容砚之嗓音沉沉,“你是不是忘了,我也受着伤?”
他后腰被她捅的可不轻。
这女人,不是伤害别人,就是伤害自己。
现在好了,被她弄出两个伤患。
虞婳伸长脖子,懒洋洋地,“那我不管,我现在想吃东西了,好饿……”
容砚之:“我让佣人端上来。”
虞婳动了动唇,本来还想为难他一下的,但思忖一番,还是算了,作过头也不合适。
她又不是真想吃他做的饭。
饭菜都是佣人提前做好了的,一句话的事,就都端进了房间。
菜品丰盛地摆在一旁桌子上。
光是鸡汤就炖了好几个小时,鲜香十足。
容砚之亲自盛了一碗鸡汤,小心翼翼用勺子喂到虞婳嘴边。
冒着热气呢。
“烫,给我吹。”虞婳如今可是拿捏到容砚之了,知道他什么德性。
他本就喜欢她。
经过昨晚那么一出,失而复得之下,只会更喜欢。
装也没用。
容砚之稍稍一愣,垂下眼睑,深吸了口气,有些许无奈,但还是照她话做了。
低头吹了吹,喂到她嘴边。
虞婳注意到容砚之平时锋利骇人丹凤眼,如今倒是柔和缱绻了些。
看起来还有几分妥协、示弱、愧疚。
各种情绪交织在一起,他现在大脑肯定没法思考和不好受。
虞婳张嘴,喝下他喂过来的鸡汤。
想到什么,说:“景挽,你放她离开。”
容砚之拿着勺子的手指顿了顿,随即继续喂她,缓缓道:“她把你供出来,你不生气?”
虞婳:“她供不供我出来有什么区别?反正你早知道我做的那一切。何况,你把人都逼到绝路了,她不供出我有命活吗?”
她跟景挽才认识多久?
景挽犯不着为了她失去一条命。
人性这种东西,经不起考验的。
她不怪别人,只怪自己不够强。
容砚之深色的眼眸微眯,“能抬杠了,看来你身体恢复的挺快。
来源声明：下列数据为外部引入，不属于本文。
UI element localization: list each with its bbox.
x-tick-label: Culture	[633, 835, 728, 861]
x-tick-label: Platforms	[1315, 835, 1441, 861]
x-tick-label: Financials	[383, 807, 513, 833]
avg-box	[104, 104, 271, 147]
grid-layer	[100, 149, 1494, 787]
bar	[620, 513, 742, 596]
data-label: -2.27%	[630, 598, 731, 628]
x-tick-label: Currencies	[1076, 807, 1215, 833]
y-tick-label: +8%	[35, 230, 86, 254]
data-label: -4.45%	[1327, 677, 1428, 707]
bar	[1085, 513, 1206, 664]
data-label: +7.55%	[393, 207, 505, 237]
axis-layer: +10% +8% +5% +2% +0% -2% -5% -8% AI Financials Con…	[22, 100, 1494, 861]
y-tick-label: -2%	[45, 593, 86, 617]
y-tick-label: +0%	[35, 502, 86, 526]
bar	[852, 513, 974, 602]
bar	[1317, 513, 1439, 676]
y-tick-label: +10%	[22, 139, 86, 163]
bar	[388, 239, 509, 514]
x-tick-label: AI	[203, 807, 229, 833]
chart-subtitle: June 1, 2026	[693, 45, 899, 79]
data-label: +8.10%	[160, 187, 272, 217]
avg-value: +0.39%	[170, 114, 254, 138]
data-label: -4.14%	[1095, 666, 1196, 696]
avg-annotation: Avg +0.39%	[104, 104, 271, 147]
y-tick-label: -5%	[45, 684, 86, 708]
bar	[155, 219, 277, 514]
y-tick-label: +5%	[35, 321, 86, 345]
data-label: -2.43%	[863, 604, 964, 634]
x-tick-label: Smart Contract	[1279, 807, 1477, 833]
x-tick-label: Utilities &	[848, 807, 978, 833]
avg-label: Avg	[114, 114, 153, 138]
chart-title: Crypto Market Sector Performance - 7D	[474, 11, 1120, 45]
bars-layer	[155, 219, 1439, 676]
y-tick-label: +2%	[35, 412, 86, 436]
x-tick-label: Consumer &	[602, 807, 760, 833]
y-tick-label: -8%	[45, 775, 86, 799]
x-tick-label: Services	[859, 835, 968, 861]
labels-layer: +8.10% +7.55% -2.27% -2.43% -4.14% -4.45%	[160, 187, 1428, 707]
”
虞婳缄默。
男人不喜欢你,如何卖惨都不会心疼。
但男人若是喜欢,破了点皮他都会难受。
于是虞婳说:“以前受过的伤很多,身体自愈能力也就很强。”
果不其然,容砚之眉心微微蹙了起来,气压变低。
“以前?你没回虞家的时候?”
容砚之调查过虞婳回虞家之前的事,可惜,什么都查不出来。
她曾经的身份信息,被抹去的非常干净。
一直以来,没他调查不出的人。
虞婳算是个特例了。
所以最初对她难免好奇和防范了些。
她不是个简单的人物。
虞婳嗯了一声,“算是吧,那时候……过的不太好。”
容砚之放下碗,下颌线紧绷,“能说说吗?”
话题是虞婳展开的。
她……应该愿意对他说吧?
虞婳点点头,一副好商量的口吻:“可以啊,你答应我一个条件。”
容砚之潋滟的双眸微沉,语气也变得有几分寒意,“什么条件?”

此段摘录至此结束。